To date, a sole trader or a partnership carrying on a trade could transfer its business to a limited company and claim entrepreneurs’ relief (ER) on the gain from the disposal of the goodwill or other intangible. The director’s loan account created on incorporation could then be drawn down without any further personal tax liabilities.
This meant that the individual paid CGT at 10% and the company paid corporation tax at 20% on the profits used to repay the director’s loan account. If the business had not been incorporated, income tax would have been paid on those profits at rates of up to 45%, and there would also have been a class 2 and class 4 NIC liability.
At the same time, when the company acquired goodwill created on or after 1 April 2002, it could claim corporation tax relief for the amortisation of the goodwill.
With effect from 3 December 2014 a new section 169LA will be inserted in the TCGA 1992, so that where goodwill is transferred to a close company and the transferor(s) are related to the company (using the related party definition for intangible assets purposes in s 835 CTA 2009) the goodwill will not be treated as a relevant business asset.
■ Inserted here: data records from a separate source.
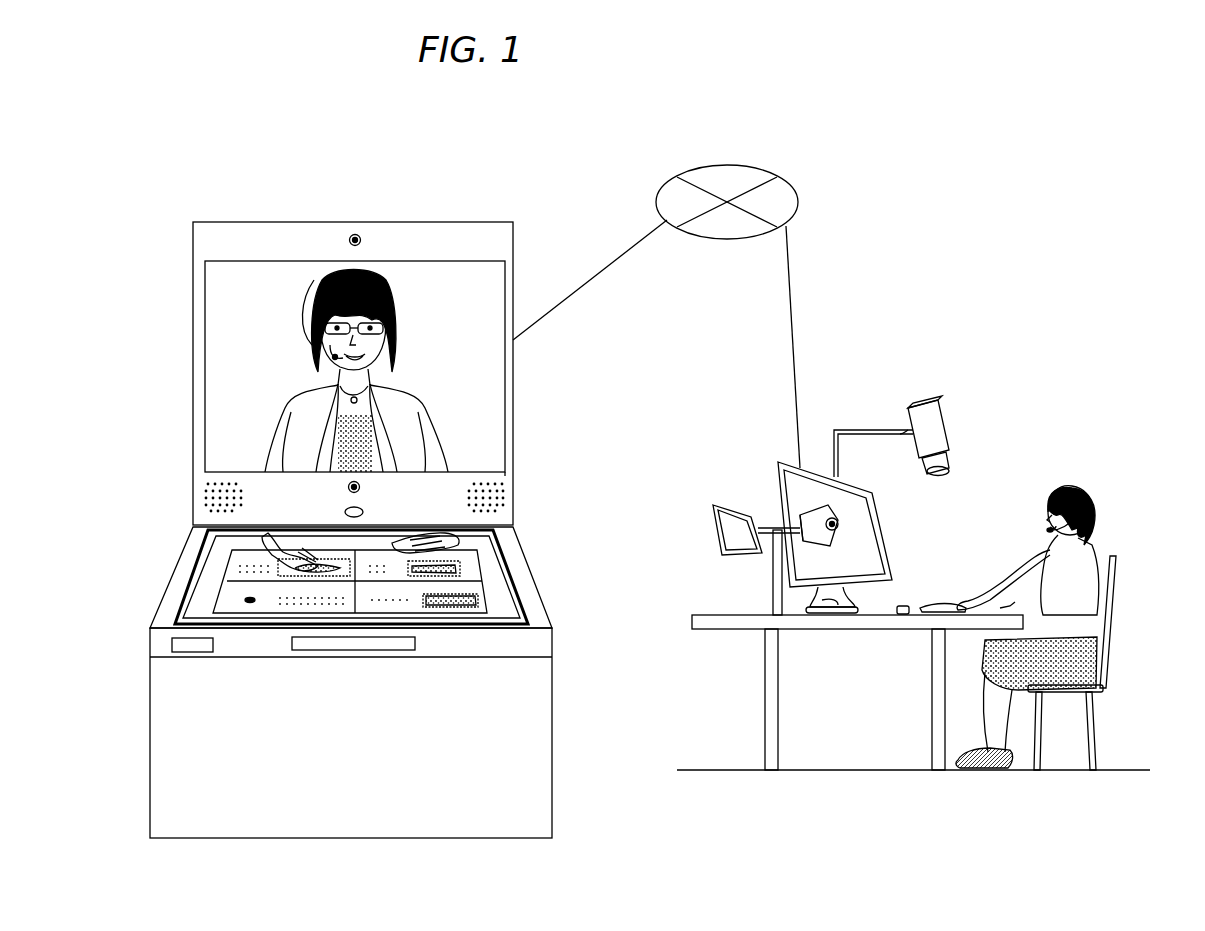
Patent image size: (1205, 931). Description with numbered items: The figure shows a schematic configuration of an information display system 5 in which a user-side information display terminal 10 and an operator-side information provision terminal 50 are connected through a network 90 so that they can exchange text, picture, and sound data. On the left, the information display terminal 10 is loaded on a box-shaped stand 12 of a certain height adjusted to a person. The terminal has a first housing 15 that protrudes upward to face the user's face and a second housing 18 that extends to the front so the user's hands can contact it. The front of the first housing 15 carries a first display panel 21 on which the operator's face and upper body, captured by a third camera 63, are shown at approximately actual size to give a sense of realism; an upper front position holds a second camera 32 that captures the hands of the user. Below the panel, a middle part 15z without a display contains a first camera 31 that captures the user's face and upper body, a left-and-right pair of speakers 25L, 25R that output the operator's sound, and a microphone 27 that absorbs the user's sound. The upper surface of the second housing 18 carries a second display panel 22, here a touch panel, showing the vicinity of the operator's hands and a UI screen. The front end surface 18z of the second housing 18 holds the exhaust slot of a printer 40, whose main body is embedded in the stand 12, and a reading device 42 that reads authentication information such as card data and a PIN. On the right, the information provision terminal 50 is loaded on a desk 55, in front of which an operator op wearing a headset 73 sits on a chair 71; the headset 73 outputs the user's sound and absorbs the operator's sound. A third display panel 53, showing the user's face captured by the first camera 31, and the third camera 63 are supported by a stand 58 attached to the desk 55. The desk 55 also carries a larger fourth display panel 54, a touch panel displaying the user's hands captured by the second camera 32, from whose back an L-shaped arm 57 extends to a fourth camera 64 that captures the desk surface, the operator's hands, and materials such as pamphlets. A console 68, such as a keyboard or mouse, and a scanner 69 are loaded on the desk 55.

The information display system 5 is at (932, 259).
The information display terminal 10 is at (193, 300).
The stand 12 is at (160, 725).
The first housing 15 is at (513, 412).
The middle part 15z is at (505, 478).
The second housing 18 is at (528, 580).
The front end surface 18z is at (552, 642).
The first display panel 21 is at (215, 372).
The second display panel 22 is at (205, 576).
The left speaker 25L is at (204, 491).
The right speaker 25R is at (490, 495).
The microphone 27 is at (345, 511).
The first camera 31 is at (361, 488).
The second camera 32 is at (349, 237).
The printer 40 is at (351, 650).
The reading device 42 is at (193, 652).
The information provision terminal 50 is at (1028, 432).
The third display panel 53 is at (722, 530).
The fourth display panel 54 is at (862, 498).
The desk 55 is at (720, 624).
The arm 57 is at (870, 430).
The stand 58 is at (773, 586).
The third camera 63 is at (797, 507).
The fourth camera 64 is at (950, 429).
The console 68 is at (940, 604).
The scanner 69 is at (903, 614).
The chair 71 is at (1110, 615).
The headset 73 is at (1073, 508).
The network 90 is at (657, 202).
The operator op is at (1092, 548).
This means no relief is available for the amortisation.
Additionally, ER will not be available on the disposal of the goodwill or other intangibles on incorporation where the transferor or any associates have shares in the company. The gain on disposal of the goodwill will be taxed at the normal CGT rates of 18% or 28%.
If other chargeable assets are transferred into the company as part of the incorporation, ER would be available on those assets.
This measure restricts entrepreneurs’ relief (ER) and corporation tax (CT) relief on transfers of the reputation and customer relationships associated with the business, where the transfer is to a close company to which the seller is related.
The measure will:
- deny ER on intangible assets which are transferred to a close company which is related to the transferring entity.
- restrict CT relief when a company acquires intangible assets from related individuals on the incorporation of a business.
Transfers of intangible assets to third parties will not be affected. This will allow incorporated and unincorporated businesses to compete more fairly.
Both ER and CT relief will be restricted for transfers and incorporations from 3 December 2014.